Anatomy of an Application Modernization Project

BrandPost By Brandon Edenfield
Aug 22, 20143 mins
Application ManagementDellEnterprise Applications

One of the most common questions I get asked is “How long will the application modernization process take?” Of course the answer depends on the scope of the project—how much code needs to be re-hosted versus transformed, and how many resources will be used at any one time. It often surprises people to learn that the process of transforming your code and data can actually be less than half of the overall application modernization effort.

Typically the next question is “What does a project look like in terms of phases and resource requirements?” We generally find that projects are completed in four major stages, each of which can consume 25 percent or more of the overall effort.

Step 1. Discover. Simply put, the initial phase is the blueprint stage. During this phase, you gain a better understanding of your existing legacy environment, both from a technical and a business perspective.
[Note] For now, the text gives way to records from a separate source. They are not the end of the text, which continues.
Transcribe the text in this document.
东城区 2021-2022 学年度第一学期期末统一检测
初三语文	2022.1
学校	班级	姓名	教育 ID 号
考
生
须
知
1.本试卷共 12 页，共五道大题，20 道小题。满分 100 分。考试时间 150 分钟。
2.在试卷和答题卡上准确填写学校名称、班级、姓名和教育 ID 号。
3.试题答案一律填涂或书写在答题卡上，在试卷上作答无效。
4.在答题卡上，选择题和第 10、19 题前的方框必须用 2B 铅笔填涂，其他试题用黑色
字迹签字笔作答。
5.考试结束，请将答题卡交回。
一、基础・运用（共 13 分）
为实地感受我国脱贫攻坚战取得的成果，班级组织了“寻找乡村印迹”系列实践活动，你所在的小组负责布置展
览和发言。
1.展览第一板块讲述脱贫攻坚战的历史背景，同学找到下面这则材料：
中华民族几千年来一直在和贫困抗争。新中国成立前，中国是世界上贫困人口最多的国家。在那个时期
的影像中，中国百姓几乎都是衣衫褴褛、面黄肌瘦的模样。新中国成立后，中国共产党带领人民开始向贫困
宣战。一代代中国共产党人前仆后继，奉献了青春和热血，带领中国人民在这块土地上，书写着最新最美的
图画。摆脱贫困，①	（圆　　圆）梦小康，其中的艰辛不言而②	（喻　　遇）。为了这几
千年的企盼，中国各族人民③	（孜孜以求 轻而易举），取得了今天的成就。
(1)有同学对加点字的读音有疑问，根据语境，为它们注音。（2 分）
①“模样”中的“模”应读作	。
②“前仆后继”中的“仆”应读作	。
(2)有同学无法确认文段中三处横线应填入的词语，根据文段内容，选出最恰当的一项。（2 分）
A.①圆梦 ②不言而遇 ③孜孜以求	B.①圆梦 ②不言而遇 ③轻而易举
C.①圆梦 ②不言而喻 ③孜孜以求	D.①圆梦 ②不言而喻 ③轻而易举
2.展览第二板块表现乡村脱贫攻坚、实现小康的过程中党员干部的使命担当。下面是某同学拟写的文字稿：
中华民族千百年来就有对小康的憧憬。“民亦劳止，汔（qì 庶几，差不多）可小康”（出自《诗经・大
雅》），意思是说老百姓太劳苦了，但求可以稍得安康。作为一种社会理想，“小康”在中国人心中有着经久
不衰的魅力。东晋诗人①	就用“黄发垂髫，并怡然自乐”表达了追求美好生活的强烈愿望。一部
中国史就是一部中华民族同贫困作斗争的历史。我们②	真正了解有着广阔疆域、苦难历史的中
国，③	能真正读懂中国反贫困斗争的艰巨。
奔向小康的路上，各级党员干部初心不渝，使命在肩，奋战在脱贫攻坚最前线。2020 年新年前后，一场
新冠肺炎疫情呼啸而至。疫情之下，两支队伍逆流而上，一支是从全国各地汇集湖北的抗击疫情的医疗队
Without documenting how workloads and applications achieve your organization’s objectives and which parts of your current system will be needed in the future, you run the risk of missing key requirements in your modernization plan.

Step 2. Plan. During this phase, project goals and resource requirements are determined to build out the implementation roadmap. A comprehensive modernization plan includes:

  • Detailed milestones for application source code and data conversion
  • Complete mapping of all operational areas to ensure that required standards and procedures for operating and administering the new target environment are addressed
  • An infrastructure solution designed to address reliability, accessibility and growth requirements

Step 3. Transform. This stage often receives most of the limelight because it’s when the actual application source, data and utility migration is performed. You will want to use the right mix of automated migration processes and adaptation to address differences between the legacy environment and your target platform. Your new infrastructure is typically installed and configured with your third-party software at this time. Test plans are reviewed in preparation for final cutover, and operations and administrative training also occurs during this phase.

Step 4. Implement. The importance of this phase is often overlooked partly because it follows all the action. However, testing, quality assurance and a detailed plan of production cutover steps all ensure modernization and migration accuracy—as well as alignment with initial assessment goals. During this stage, verifying new application functionality is critical to your success. Other factors like performance, security, scalability and reliability also help determine whether a modernized application will deliver to expectations while enhancing the user experience.

Understandably, the amount of time and effort an organization must devote rarely divides evenly between these phases. However, the goals associated with each phase are significant and require unique resources and skills. Ignoring the importance or requirements of any phase could ultimately derail a legacy application modernization project or significantly reduce your return on investment.